Local historian and Fort Lewis College history professor emeritus Duane Smith said long ago lores continue to feed into the myth that the Animas is a historically ill-fated place.

Smith tried for years to confirm a popular legend that an expedition of Spanish soldiers and civilians drowned while trying to cross the Animas River – to no avail.

“It’s just one of those great legends,” Smith said. “And some of those legends are hard to prove.”

Thompson said that when he was growing up, playing with his friends along the banks of the Animas River, his grandmother used to tell them that if they fell in the Animas, they would end up as one of those lost souls.

“It worked,” Thompson said. “I was scared ... of one section … where the bank had eroded away in a place where there were some big cottonwood trees, so the water was all green and murky and probably pretty deep, and it had these backless stumps and branches sticking out that had been worn smooth by the water so they looked like giant bones of some creature.
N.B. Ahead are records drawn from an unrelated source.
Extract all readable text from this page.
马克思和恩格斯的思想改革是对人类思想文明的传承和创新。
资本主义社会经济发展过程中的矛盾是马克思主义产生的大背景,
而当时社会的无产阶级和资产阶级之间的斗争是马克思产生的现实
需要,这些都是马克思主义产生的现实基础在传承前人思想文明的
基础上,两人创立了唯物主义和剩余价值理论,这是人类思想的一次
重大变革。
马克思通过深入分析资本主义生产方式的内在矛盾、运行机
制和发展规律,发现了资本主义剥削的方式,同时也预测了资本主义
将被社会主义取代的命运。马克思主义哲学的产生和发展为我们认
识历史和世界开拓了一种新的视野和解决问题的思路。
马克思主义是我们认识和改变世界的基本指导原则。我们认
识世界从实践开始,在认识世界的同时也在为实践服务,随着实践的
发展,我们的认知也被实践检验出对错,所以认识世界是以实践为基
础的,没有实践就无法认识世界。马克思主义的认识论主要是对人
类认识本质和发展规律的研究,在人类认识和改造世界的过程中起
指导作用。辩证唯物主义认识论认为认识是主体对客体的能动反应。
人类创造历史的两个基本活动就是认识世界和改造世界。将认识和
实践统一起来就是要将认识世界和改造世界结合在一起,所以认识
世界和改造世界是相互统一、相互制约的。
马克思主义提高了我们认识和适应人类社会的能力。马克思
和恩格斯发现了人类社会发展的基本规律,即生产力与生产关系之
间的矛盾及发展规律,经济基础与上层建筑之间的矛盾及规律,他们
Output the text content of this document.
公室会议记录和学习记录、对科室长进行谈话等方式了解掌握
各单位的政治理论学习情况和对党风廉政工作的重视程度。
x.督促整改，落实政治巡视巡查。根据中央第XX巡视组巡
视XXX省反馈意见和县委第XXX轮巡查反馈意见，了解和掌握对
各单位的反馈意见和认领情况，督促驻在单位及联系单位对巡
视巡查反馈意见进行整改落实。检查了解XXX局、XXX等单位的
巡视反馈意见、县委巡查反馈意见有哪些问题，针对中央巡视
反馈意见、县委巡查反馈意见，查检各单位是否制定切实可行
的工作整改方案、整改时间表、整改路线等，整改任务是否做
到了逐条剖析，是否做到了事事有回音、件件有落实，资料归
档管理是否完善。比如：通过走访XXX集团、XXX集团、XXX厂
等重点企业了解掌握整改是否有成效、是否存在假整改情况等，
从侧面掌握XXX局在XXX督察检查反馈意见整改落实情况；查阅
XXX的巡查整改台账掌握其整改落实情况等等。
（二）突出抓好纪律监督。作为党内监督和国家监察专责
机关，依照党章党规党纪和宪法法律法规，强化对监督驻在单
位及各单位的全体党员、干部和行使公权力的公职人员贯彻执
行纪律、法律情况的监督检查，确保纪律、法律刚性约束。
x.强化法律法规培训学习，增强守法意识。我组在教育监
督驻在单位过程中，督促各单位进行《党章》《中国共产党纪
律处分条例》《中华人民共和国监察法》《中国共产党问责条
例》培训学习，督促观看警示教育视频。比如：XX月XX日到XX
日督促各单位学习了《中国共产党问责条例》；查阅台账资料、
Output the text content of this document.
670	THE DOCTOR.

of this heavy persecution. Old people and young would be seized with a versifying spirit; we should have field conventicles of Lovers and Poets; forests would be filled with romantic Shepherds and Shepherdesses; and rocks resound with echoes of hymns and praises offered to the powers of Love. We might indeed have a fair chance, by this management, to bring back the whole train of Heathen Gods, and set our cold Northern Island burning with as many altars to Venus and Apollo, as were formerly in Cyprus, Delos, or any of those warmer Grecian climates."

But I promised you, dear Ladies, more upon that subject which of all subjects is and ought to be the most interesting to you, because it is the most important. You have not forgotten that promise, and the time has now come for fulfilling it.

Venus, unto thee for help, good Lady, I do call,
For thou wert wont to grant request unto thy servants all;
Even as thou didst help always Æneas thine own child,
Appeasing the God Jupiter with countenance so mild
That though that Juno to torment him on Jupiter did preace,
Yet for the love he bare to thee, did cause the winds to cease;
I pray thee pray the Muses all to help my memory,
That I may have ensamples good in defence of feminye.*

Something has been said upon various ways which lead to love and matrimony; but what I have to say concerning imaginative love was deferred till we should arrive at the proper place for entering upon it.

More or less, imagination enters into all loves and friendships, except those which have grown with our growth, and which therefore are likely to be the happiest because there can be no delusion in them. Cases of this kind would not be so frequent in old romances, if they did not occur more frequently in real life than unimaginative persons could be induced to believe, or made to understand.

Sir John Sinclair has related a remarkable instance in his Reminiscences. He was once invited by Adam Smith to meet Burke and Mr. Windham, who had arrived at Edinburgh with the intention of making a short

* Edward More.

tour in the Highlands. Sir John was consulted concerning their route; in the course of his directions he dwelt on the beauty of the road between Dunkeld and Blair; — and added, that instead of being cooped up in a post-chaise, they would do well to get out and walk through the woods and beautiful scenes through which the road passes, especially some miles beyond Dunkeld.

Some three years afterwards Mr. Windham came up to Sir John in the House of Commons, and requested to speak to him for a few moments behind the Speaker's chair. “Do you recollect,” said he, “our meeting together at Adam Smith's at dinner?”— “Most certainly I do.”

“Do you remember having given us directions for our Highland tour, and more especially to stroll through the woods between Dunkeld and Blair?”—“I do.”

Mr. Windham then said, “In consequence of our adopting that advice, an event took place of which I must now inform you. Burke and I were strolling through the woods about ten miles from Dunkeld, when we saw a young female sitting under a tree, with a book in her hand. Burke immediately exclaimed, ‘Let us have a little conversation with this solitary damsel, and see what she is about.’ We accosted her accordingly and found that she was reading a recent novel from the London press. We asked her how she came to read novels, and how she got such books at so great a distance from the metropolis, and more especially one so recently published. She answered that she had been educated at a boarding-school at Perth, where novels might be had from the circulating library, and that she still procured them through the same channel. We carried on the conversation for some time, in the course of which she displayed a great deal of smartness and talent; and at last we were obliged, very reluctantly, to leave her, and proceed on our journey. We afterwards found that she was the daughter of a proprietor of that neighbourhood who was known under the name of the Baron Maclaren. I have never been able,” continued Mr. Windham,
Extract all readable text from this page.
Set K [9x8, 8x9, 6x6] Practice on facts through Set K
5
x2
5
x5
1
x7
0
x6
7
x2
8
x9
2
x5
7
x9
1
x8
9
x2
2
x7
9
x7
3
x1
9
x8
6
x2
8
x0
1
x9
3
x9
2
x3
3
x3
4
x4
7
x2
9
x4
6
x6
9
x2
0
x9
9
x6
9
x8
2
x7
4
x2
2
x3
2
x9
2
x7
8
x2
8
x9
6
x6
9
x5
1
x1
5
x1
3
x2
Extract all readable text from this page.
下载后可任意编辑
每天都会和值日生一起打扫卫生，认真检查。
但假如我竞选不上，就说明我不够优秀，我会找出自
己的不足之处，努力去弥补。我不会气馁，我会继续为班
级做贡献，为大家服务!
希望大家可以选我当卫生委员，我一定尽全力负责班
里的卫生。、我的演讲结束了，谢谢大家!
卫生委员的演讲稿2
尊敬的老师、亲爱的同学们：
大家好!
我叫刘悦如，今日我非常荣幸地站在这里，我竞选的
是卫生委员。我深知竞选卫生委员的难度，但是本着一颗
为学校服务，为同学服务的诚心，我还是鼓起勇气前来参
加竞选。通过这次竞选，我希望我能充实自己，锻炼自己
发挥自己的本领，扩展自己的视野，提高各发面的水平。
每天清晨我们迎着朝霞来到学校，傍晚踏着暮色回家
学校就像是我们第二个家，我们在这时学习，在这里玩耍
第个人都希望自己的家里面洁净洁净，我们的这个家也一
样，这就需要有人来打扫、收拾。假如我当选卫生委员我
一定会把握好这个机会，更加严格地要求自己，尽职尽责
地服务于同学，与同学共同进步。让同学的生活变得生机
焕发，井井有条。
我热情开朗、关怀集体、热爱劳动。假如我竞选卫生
And because of all the snags in the river there, there were a lot of pretty serious eddies, which my parents called ‘the undertow’ that would allegedly suck you under.”

Another friend’s mom would tell the neighborhood kids the story of “La Lloronoa,” the ghost of a woman who lost her child to the river and now roams the banks, looking to grab other kids into its waters.

“So that just scared us even more, although it didn’t really keep us away from the river,” Thompson said. “At least not in the daytime. At night? Different story.”

Perhaps that’s how a name like the River of Lost Souls sticks.